The inclusion in the new coalition of the secular Shinui party, relatively moderate on the Palestinian question, shows him continuing this charade in a new form - but charade it is. The other arm of Israel's government, the senior military, is often more direct, as when the chief of staff said recently that Israel has no interest in real negotiations with the Palestinians until they accept that a return to anything like the pre-1967 boundaries is out of the question. The paradox of Israel's democracy is that while Israeli citizens indubitably gave Sharon and his party a victory in the election, he and his government are nevertheless thwarting their will.
As expressed in frequent polls, that will is for both an acceptance of a two-state solution and an acceptance that this means the evacuation of settlements in most of the territories, in other words a real state with real land from which Israelis have fully withdrawn. Sharon, in other words, is resisting the wisest instincts of the majority of Israelis.
The battered Palestinian leadership acts, as it has to, on the basis that Sharon can ultimately be outflanked, while no doubt fearing otherwise. Hence its acceptance of the road map, its recent reforms of the Palestinian Authority's institutions, in response to American and European requirements, its attempts to bring Hamas into a ceasefire, and its passivity as the Israelis have in recent weeks increased their assaults on the recalcitrant Islamists. But that leadership knows full well that the Sharon government regards this battle against Hamas as a sequel to the humbling of Arafat and Fatah and how likely it is to dismiss the efforts of the Palestinian Authority and give nothing in return.
The Bush administration in theory understands the logic and necessity of a true, as opposed to a fraudulent two-state solution. But in practice it betrays a constant willingness to follow the rightwing Israeli version of this solution, which is, to put it simply, that the words and phrases will be retained but real statehood will be denied to the Palestinians. The administration is, for instance, delaying on the so-called "road map" for progress toward a two state solution because of a mass of Israeli objections. These as usual would have the effect of binding the Palestinians completely to their commitments while imposing no, or few, equivalent obligations on the Israelis.
As the administration moves towards war with Iraq in a state of anger over allies and friends who have obstructed its plans, the fear is that there will be less readiness, particularly if the war is quickly and successfully over, to listen to advice from those who see the situation more clearly. Yes, there will be an American push on Palestine after Iraq, but Sharon and his allies in the US will certainly seek to finesse it, and on past evidence might well succeed. It could be a case of the American government being unable to resist this strategy because it does not want to anger important constituencies at home. It could be a case of the inner counsels of the administration being won over by those within it who take the fantastical view that a suppression of Palestinian aspirations is not only sustainable but could actually be a cornerstone of a new kind of American-Israeli primacy in the Middle East.

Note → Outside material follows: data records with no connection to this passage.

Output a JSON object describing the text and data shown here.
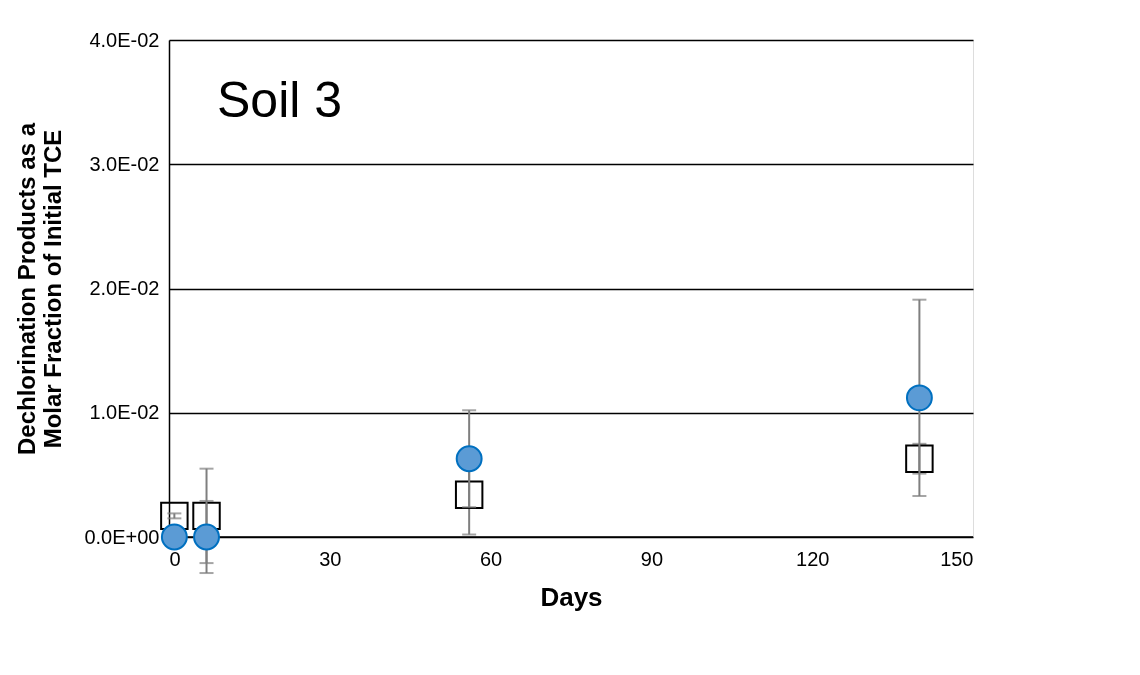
{
  "chart_data": {
    "type": "scatter",
    "title": "Soil 3",
    "xlabel": "Days",
    "ylabel": "Dechlorination Products as a Molar Fraction of Initial TCE",
    "x": [
      1,
      7,
      56,
      140
    ],
    "series": [
      {
        "color": "#000000",
        "marker": "square",
        "values": [
          0.0017,
          0.0017,
          0.0034,
          0.0063
        ],
        "errors": [
          0.0002,
          0.0038,
          0.0032,
          0.0012
        ]
      },
      {
        "color": "#5b9bd5",
        "marker": "circle",
        "values": [
          0.0,
          0.0,
          0.0063,
          0.0112
        ],
        "errors": [
          null,
          0.0029,
          0.0039,
          0.0079
        ]
      }
    ],
    "xlim": [
      0,
      150
    ],
    "xticks": [
      0,
      30,
      60,
      90,
      120,
      150
    ],
    "ylim": [
      0,
      0.04
    ],
    "yticks": [
      {
        "value": 0,
        "label": "0.0E+00"
      },
      {
        "value": 0.01,
        "label": "1.0E-02"
      },
      {
        "value": 0.02,
        "label": "2.0E-02"
      },
      {
        "value": 0.03,
        "label": "3.0E-02"
      },
      {
        "value": 0.04,
        "label": "4.0E-02"
      }
    ],
    "grid": "y"
  }
}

Or it could be a case, as Tony Blair and other European leaders hope, mainly of a deep distaste, arising from the Clinton experience of the 1990s, for serious involvement in negotiations between Israelis and Palestinians, a distaste which time and events will overcome. Even this last, the most favourable interpretation, is of course worrying. What kind of events, and how much time, and what may happen while we are waiting for the scales to fall from Washington's eyes?